Heute veröffentliche ich für Euch den zweiten Teil des Artikels zum Thema Nachhaltige Geldanlagen. Im ersten Teil habe ich Euch bereits einige Informationen zum Konzept und den Sicherungsmechanismen der nachhaltigen Banken gegeben. Heute möchte ich für Euch die bisherigen Informationen detaillierter darstellen und Euch so die Möglichkeit geben, die für Euch geeignetste Bank auszusuchen. Darüber hinaus stelle ich Euch meine Meinung zu nachhaltigen Fonds großer Geschäftsbanken vor und spreche zum Schluss noch eine Warnung aus, die Ihr wirklich beherzigen solltet.

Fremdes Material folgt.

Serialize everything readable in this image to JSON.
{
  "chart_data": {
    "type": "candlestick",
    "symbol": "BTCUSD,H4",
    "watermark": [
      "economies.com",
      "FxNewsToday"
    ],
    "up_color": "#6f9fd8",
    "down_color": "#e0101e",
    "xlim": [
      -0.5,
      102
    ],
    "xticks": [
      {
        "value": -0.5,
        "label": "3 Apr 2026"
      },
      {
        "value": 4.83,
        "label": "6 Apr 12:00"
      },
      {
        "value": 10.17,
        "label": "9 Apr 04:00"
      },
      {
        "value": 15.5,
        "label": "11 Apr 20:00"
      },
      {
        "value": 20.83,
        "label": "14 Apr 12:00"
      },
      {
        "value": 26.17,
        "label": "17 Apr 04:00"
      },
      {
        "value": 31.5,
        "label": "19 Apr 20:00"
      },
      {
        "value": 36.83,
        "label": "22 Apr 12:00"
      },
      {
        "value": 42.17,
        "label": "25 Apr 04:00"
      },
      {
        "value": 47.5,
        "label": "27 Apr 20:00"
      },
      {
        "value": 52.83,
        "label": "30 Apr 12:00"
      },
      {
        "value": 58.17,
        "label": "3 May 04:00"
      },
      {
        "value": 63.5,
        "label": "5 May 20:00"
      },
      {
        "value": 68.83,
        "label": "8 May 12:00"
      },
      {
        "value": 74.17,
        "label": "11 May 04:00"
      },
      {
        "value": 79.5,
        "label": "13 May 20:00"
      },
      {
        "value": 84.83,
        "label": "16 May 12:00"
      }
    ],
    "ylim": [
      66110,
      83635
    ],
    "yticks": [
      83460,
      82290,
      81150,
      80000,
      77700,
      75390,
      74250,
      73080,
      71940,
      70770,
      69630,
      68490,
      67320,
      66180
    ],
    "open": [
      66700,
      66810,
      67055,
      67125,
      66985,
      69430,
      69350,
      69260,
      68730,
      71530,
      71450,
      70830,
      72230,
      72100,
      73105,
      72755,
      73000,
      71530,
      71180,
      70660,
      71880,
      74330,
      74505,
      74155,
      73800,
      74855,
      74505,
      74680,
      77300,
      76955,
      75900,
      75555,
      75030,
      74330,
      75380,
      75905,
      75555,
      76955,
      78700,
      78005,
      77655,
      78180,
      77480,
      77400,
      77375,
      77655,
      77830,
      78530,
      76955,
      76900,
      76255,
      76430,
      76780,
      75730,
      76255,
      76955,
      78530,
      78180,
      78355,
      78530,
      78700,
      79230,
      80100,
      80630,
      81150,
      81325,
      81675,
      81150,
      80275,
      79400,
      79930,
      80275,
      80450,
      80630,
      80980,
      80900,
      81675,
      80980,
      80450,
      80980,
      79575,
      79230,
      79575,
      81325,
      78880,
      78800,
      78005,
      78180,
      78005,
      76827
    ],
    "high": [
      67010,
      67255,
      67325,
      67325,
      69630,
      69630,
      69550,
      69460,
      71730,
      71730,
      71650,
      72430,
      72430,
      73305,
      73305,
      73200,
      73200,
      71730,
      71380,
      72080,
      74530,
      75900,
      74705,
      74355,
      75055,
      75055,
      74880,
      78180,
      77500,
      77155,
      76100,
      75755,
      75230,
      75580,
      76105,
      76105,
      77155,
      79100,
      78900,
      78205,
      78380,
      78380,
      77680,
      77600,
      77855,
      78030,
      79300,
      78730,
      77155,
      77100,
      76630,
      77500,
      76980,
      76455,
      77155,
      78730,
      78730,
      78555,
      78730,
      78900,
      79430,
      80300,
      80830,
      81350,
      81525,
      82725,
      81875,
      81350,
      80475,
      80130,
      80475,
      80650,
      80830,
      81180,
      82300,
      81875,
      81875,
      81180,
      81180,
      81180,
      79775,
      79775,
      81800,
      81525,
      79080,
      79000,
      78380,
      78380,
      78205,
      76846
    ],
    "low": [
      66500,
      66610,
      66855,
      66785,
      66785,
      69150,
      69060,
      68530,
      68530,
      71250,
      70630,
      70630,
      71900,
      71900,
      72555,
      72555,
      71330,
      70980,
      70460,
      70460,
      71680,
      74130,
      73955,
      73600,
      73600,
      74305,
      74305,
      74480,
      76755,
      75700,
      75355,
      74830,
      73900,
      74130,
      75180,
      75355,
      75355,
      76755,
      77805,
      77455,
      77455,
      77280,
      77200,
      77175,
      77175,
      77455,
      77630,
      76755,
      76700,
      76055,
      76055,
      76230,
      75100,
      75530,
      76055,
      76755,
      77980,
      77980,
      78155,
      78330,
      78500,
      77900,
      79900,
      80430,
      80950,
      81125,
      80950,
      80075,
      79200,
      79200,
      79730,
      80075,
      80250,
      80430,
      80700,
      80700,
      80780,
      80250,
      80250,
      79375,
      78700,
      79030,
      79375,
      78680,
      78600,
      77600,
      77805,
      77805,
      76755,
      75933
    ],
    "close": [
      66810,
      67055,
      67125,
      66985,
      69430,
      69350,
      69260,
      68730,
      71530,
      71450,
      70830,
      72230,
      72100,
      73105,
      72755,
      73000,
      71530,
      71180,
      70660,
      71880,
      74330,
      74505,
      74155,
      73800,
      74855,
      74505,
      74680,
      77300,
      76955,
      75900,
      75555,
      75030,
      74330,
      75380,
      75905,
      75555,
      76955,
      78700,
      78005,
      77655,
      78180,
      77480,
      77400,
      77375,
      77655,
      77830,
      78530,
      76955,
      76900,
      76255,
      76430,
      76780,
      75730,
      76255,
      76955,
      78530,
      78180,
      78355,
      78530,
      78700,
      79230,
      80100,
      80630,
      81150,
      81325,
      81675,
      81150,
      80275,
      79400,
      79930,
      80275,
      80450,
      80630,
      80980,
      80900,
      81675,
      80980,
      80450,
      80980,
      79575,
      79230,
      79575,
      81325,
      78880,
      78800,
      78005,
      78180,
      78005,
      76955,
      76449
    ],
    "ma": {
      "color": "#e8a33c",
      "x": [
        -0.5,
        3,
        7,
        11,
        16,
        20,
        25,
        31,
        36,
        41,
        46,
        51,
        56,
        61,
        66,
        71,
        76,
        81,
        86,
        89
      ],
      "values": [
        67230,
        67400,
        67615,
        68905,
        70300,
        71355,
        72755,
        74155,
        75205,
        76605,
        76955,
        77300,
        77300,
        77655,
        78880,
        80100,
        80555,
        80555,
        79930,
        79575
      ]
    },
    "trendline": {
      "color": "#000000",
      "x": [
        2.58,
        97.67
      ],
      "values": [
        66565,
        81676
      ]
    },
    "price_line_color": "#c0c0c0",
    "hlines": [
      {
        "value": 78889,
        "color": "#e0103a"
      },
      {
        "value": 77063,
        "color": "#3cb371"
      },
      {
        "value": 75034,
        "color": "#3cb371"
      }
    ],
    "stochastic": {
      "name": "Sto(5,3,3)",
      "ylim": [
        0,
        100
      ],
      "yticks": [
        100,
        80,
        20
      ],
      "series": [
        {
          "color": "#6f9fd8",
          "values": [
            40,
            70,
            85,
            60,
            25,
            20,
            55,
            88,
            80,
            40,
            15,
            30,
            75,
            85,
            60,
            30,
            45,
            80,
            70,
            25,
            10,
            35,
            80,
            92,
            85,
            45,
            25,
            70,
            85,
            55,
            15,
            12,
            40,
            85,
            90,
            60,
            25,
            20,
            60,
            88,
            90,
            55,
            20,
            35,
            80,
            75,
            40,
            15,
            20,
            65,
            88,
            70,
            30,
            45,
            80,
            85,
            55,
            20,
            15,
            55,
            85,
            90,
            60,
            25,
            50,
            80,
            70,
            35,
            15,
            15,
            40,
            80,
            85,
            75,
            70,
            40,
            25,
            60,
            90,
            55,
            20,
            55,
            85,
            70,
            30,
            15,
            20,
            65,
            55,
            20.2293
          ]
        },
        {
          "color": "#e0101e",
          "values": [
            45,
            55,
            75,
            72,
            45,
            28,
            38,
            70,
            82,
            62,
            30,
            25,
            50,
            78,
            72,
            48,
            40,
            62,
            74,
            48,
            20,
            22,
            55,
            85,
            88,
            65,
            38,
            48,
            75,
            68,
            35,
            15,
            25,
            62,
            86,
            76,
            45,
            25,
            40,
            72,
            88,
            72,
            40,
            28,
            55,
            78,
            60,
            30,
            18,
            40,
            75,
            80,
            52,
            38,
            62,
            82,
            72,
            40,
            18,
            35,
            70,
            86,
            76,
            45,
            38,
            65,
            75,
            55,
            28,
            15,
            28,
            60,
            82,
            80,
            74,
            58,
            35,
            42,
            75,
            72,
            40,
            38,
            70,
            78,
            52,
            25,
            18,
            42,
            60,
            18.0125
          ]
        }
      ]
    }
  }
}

Renditen bei den nachhaltigen Banken

Sollte es etwas her sein, dass Ihr den ersten Teil gelesen habt, ist hier nochmal die Liste der zehn nachhaltigen Banken laut Finanztest vom Oktober 2016:

  • Bank für Kirche und Diakonie
  • Ethikbank
  • Evangelische Bank
  • Evenord-Bank
  • GLS Bank
  • Pax-Bank
  • ProCredit Bank
  • Steyler Bank
  • Triodos Bank
  • Umweltbank

Wie schon im ersten Teil dieses Artikels angedeutet, sieht es momentan eher mau aus in Bezug auf Zinsen. Alle Banken bis auf die Umweltbank bieten ein normales Girokonto an. Dort gibt es aber null Zinsen (wie eigentlich alle anderen Banken heutzutage auch). Ein Tagesgeldkonto bieten alle zehn Banken an. Lediglich bei fünf Kandidaten gibt es aber auch Zinsen fürs Tagesgeld. Die meisten Zinsen zahlt die ProCredit Bank mit immerhin 0,3 Prozent pro Jahr. Bei der Bank für Kirche und Diakonie, der Ethikbank, der Evangelischen Bank, der GLS Bank und der Steyler Bank gibt es momentan überhaupt keine Zinsen auf das Tagesgeld.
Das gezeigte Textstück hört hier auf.